Protestujący wznosili okrzyki: „Nie dla ludobójstwa w Gazie, okupacji w Palestynie, apartheidu, czystek etnicznych i kolonializm osadników” Około 30 organizacji wezwało też do organizowania wiecu przed 76. rocznicą powstania Izraela. Uczestnicy manifestacji wezwali hiszpański rząd i społeczność międzynarodową do podjęcia „pilnych, konkretnych i skutecznych środków przeciwko Izraelowi, aby powstrzymać handel bronią z Izraelem i bojkotować izraelskie firmy zaangażowane w masakrę”.
Grecja, Portugalia, Austria
W Wiedniu manifestacja odbyła się pomimo zakazu policji, ale tam nikogo nie aresztowano. Swój obóz protestujących założyli też studenci na uniwersytecie w Lizbonie. Setki osób zebrało się w Atenach, aby potępić nieustające izraelskie ataki na Gazę. Uczestnicy wiecu nieśli palestyńskie flagi i wznosili okrzyki poparcia dla mieszkańców Strefy Gazy. Podobnie jakw Hiszpanii nikt nie został zatrzymany.

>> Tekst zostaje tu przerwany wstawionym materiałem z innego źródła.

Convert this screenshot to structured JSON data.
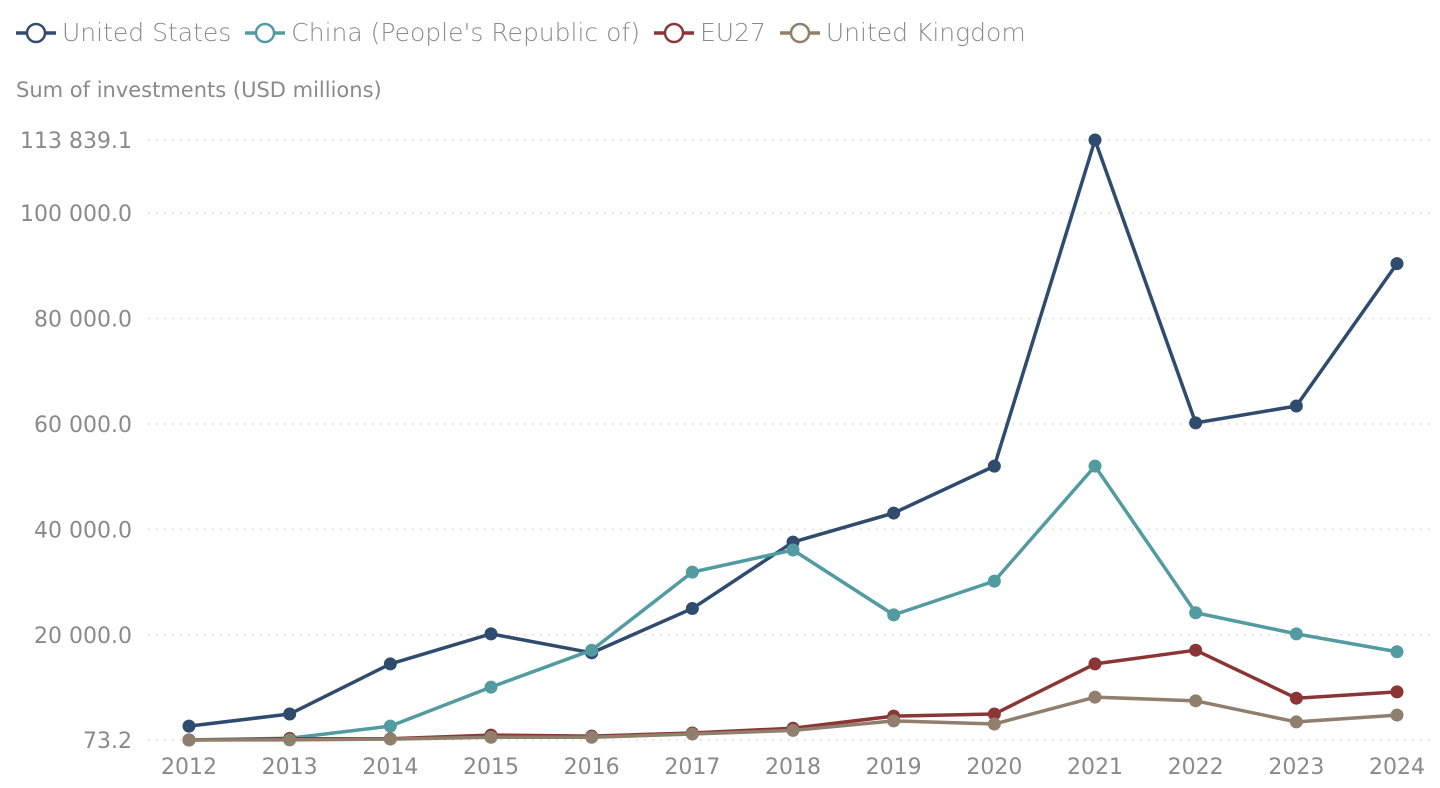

Tysiące zwolenników Palestyny wyszło na ulice Rzymu, Mediolanu i Turynu, domagając się zakończenia ludobójstwa popełnianego na Palestyńczykach przez Izrael. Prawie 4 tys. osób zebrało się na rzymskim placu Vittorio Emanuele z hasłami potępiającym Izrael i opowiadając się za palestyńskim wolnością. Uczestnicy wprost nazwali Izrael „mordercą” i „terrorystą”. Ale i to nie koniec, bowiem zbrodnia Izraela zdominowała słynny festiwal Eurowizji.
Europejska żenada
Z festiwalu z powodu ataku na Ukrainę została wykluczona Rosja, jednakże Izrael pomimo protestów z całego świata został do konkursu dopuszczony, chociaż zabił więcej palestyńskich dzieci niż Rosja ukraińskich. Co więcej, organizator zabronił wnoszenia palestyńskich flag na koncerty, chociaż flagi innych państw można było wnosić. Od momentu ogłoszenia tej decyzji przeciwko obecności Izraela trwały protesty.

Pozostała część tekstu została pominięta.